Llegué,
borracho, a la casa de mi responsable de formación. Era de noche,
hacía frío, había emprendido una larga caminata. Toqué timbre y
ni pensé en que le iba a decir cuando abriera la puerta. Tal vez
no esté y todo sea mejor así, recuerdo que pensé. Pero el
timbre sonó, él atendió y al ver que era yo se puso una campera y
recorrió el largo pasillo para abrirme y hacerme pasar.
Tomamos
unos mates, como siempre, y nos pusimos a charlar.
Cacho
era un militante montonero que había dado sus primeros pasos en la
política de la mano de las acciones de propaganda armada
desarrolladas contra la última dictadura cívico-militar en la zona
sur del conurbano bonaerense. Entonces intentaba reponerse de los
dolores que le provocaba –a él, a los de su generación-- la caída
de los ladrillos del muro de Berlín sobre sus cabezas. Una forma de
conjurar la desolación del neoliberalismo, la angustia que para
tantos peronistas había implicado la aplicación de políticas
anti-populares por parte del gobierno justicialista de Carlos Saúl
Menem, era contribuir a la formación de las nuevas generaciones
militantes.
Era
la primera vez que asistía a la casa de un compañero en estado de
ebriedad. Y una de las primeras que visitaba a Cacho por fuera de los
encuentros de formación. Creo que dije que andaba por ahí y se me
dio por pasar a saludar, o una vil excusa similar. En el camino crucé
alguna de aquellas pintadas realizadas sobre paredones con aerosol
que tenían más que ver con la juventud de Cacho que con la mía.

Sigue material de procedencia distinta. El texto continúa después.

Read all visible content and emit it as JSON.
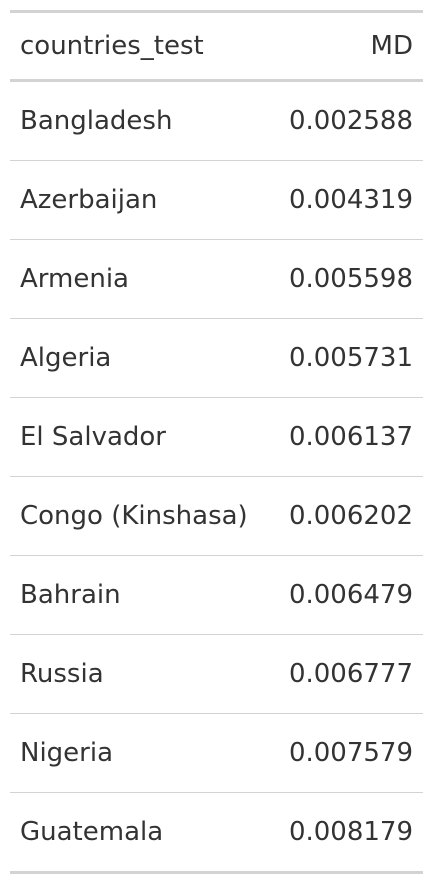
{
  "table": {
    "columns": [
      "countries_test",
      "MD"
    ],
    "rows": [
      {
        "country": "Bangladesh",
        "md": "0.002588"
      },
      {
        "country": "Azerbaijan",
        "md": "0.004319"
      },
      {
        "country": "Armenia",
        "md": "0.005598"
      },
      {
        "country": "Algeria",
        "md": "0.005731"
      },
      {
        "country": "El Salvador",
        "md": "0.006137"
      },
      {
        "country": "Congo (Kinshasa)",
        "md": "0.006202"
      },
      {
        "country": "Bahrain",
        "md": "0.006479"
      },
      {
        "country": "Russia",
        "md": "0.006777"
      },
      {
        "country": "Nigeria",
        "md": "0.007579"
      },
      {
        "country": "Guatemala",
        "md": "0.008179"
      }
    ]
  },
  "colors": {
    "text": "#333333",
    "border": "#d3d3d3",
    "background": "#ffffff"
  }
}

Recuerdo que esa observación logró quitarme por un instante del
estado taciturno en el que me encontraba. Me llamaba la atención que
pasaran dos décadas y una pared siguiera exactamente igual.
Sentado
sobre una silla, las manos sobre el mate, miré a Cacho y dije algo
que aún no recuerdo. Tenía, en ese momento, 17, acaso 18 años.

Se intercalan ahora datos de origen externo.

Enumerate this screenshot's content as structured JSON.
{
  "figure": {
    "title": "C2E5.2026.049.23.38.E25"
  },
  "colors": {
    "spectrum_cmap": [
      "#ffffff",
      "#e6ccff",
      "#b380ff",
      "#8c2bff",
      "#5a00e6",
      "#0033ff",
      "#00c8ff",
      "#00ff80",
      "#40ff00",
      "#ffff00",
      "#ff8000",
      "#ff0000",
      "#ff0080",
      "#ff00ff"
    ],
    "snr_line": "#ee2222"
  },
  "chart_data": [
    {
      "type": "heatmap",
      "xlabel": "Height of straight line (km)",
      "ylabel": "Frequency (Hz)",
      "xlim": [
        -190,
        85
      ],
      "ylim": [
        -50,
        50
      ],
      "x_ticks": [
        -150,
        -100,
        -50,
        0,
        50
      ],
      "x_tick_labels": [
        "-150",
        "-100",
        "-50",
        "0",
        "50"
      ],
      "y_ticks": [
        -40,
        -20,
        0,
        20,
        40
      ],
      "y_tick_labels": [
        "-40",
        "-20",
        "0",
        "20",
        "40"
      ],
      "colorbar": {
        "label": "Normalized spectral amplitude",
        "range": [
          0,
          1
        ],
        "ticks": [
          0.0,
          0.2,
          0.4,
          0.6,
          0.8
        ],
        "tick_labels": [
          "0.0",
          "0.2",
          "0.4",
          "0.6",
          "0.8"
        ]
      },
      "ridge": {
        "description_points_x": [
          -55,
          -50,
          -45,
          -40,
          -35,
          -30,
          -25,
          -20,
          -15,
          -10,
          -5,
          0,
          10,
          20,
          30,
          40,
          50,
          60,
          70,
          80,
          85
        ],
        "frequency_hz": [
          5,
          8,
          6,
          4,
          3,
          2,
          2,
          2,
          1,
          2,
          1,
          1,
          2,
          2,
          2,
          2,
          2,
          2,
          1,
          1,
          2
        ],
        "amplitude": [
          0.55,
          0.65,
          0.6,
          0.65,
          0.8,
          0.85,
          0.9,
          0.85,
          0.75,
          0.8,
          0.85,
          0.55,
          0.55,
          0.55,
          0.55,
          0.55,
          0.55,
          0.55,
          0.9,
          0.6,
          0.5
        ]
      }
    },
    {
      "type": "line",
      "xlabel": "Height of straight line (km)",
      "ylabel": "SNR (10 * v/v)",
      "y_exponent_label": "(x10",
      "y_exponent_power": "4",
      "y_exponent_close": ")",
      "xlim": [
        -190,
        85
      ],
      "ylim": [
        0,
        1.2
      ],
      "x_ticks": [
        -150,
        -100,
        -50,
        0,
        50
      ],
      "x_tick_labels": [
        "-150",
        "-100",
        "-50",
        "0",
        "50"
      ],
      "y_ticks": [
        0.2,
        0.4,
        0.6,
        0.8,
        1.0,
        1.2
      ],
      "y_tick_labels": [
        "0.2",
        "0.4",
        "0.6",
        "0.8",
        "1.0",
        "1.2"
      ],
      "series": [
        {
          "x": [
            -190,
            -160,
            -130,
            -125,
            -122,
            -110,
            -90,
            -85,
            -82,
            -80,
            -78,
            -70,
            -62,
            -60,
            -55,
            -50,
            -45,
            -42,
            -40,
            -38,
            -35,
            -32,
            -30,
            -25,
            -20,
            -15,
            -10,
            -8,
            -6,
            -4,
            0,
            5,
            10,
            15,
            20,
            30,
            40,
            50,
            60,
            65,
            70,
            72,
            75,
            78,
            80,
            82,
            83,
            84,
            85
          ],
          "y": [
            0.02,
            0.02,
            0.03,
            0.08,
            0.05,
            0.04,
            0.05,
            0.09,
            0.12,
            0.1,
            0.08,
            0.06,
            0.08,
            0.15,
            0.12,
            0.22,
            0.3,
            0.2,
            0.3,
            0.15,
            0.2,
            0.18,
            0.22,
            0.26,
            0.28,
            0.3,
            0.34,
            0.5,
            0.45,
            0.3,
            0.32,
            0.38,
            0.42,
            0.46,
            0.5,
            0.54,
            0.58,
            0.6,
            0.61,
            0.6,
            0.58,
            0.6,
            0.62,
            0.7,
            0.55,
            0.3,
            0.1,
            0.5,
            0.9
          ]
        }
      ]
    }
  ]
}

Había padecido un duro golpe anímico y el dolor por un amor perdido
era tema difícil para sacar en una conversación ante un responsable
de formación política veinte años mayor. Así que no se bien qué
le dije. Sólo recuerdo que el me preguntó si quería ver una
película. Le dije que sí. Él buscó entre la pila de VHS una, la
sacó de la cajita y la puso en la video-casetera. Encendió la tele
y así, los dos en silencio, compartimos esa jornada que fue para mí
una gran actividad de formación.
Salí
a la noche fría pensativo. Me puse los guantes, el gorro de lana y
la chalina y emprendí la caminata, en plena madrugada, silvando
“Sandokan”, la canción de base de Nos habíamos amado tanto, el
film de Ettore Scola de 1974 (https://www.youtube.com/watch?v=ojPJgIPTR10).
Transitaba
así uno de mis primeros pasos en la educación sentimental.
Es hermoso lo que has escrito. Y esa película de Scola es muy amena pero tiene muchos elementos de formación política. LA letra de "Sandokan" es una belleza, y nos puede expresar tanto a los argentinos en lucha como a cualquier pueblo que lo haga. Un abrazo desde Quilmes.